Richard: [00:14:45] But those working inside the industry. Do you think the debates should perhaps intensify a shift more towards practical issues such as pay quality? We hear a lot about the top end jobs. Women don't get paid as much as as men. I don't know if that's the case in the US, but that's been discussed a lot and maybe even discuss such issues as paid maternity, maternity leave. Is that is that something that should be part of the debate? 

Jodi: [00:15:16] That is that's a difficult question for me, because I've never felt as though being a woman in the mortgage industry that I have faced pay inequality. I think that the I think that people perceive you because you are a female, that you would work in an operations role as opposed to a sales role which typically has lower compensation. So I think that it needs to be open mindedness more about the positions the individuals feel that fill within an organization. You think about cap markets and you think that that is a primarily male dominated segment of the mortgage industry. But we're seeing more and more every year seeing more cap more females in cap markets roles. So I think that it's it's open us to what someone's experiences and putting good people in roles that have that experience as opposed to worrying about what sex race ethnicity are of those individuals but from a pay. And I think that that takes care of your pay equality issue in the mortgage industry. 

Richard: [00:16:37] Finally, I'd like to ask you one final question. I always ask this question to my guests, and that is, if you could give a piece of advice to your younger self starting in the industry, what would it be? 

Jodi: [00:16:48] So my the greatest advice I would give to myself is that I need to surround people that can help me. I think that much of my beginning years in the industry, I was going to just bulldoze my way through growing my career as opposed to helping having others help me grow my career and the willingness to be open to others helping me grow my career. I was very independent that I could do it all by myself. So I think that my advice to myself would be let others help you grow. You don't have to do it by yourself. And I also think that as I have gotten to the position that I am now, I wish that I would have had that service leadership mindset much earlier in my career because my greatest satisfaction and joy is being able to help develop the leaders within our organization, but also to help the leaders that will drive the mortgage industry for decades to come long after I hang up my tennis shoes in the mortgage industry. So I think that those two things would would have not that I haven't had an amazing career.
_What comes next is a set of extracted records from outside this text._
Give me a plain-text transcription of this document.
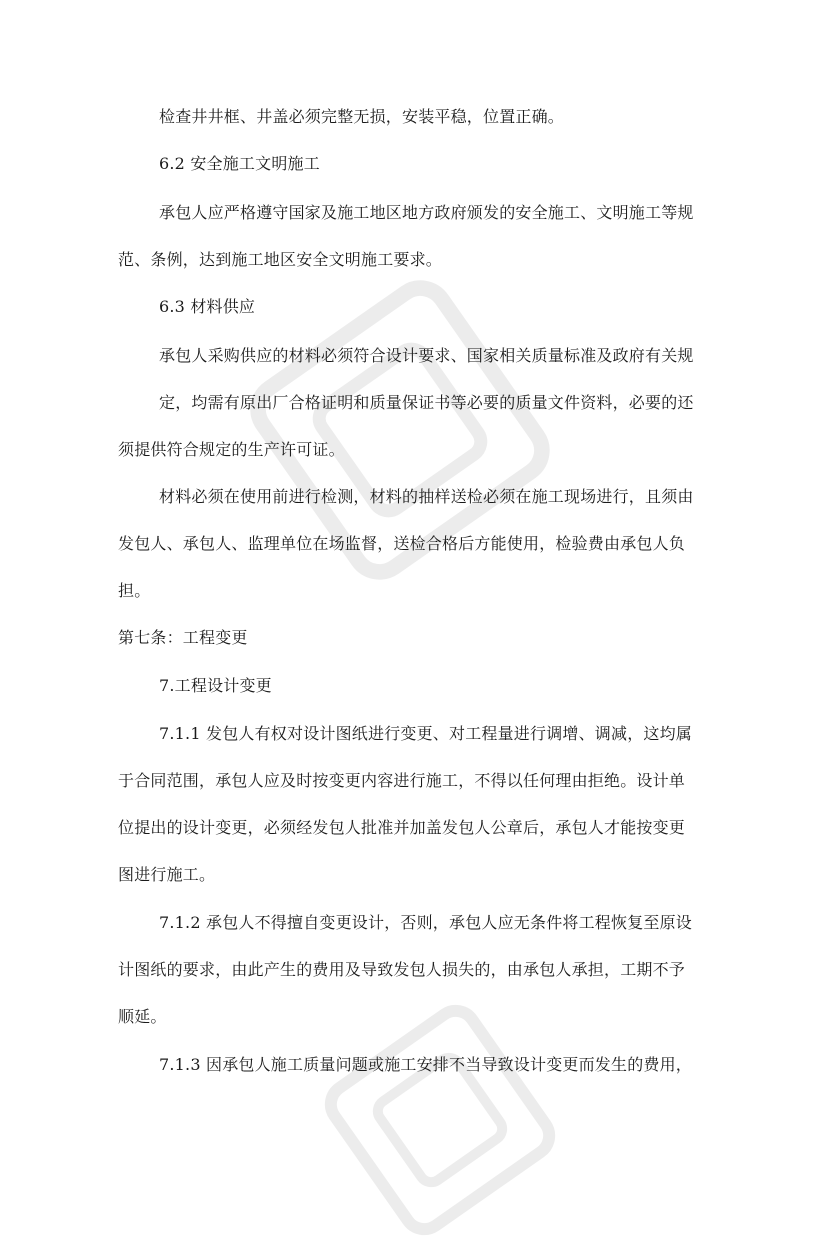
检查井井框、井盖必须完整无损，安装平稳，位置正确。

6.2 安全施工文明施工

承包人应严格遵守国家及施工地区地方政府颁发的安全施工、文明施工等规

范、条例，达到施工地区安全文明施工要求。

6.3 材料供应

承包人采购供应的材料必须符合设计要求、国家相关质量标准及政府有关规

定，均需有原出厂合格证明和质量保证书等必要的质量文件资料，必要的还

须提供符合规定的生产许可证。

材料必须在使用前进行检测，材料的抽样送检必须在施工现场进行，且须由

发包人、承包人、监理单位在场监督，送检合格后方能使用，检验费由承包人负

担。

第七条：工程变更

7.工程设计变更

7.1.1 发包人有权对设计图纸进行变更、对工程量进行调增、调减，这均属

于合同范围，承包人应及时按变更内容进行施工，不得以任何理由拒绝。设计单

位提出的设计变更，必须经发包人批准并加盖发包人公章后，承包人才能按变更

图进行施工。

7.1.2 承包人不得擅自变更设计，否则，承包人应无条件将工程恢复至原设

计图纸的要求，由此产生的费用及导致发包人损失的，由承包人承担，工期不予

顺延。

7.1.3 因承包人施工质量问题或施工安排不当导致设计变更而发生的费用，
I might have had a little bit more fun in my career, earlier in my career, if I would realize those two things. 

Richard: [00:18:17] Well, that sounds like great advice to me. Well, Jodi, thank you so much for joining us today. You've been a great guest. 

Jodi: [00:18:24] All right. Thank you for having me. It was my pleasure. 

Richard: [00:18:27] Thank you to all of you. As for watching as well. I've been your host, Richard Torne, and we hope you'll join us again soon for another edition of MPA TV. May you all have a happy and successful week. Goodbye.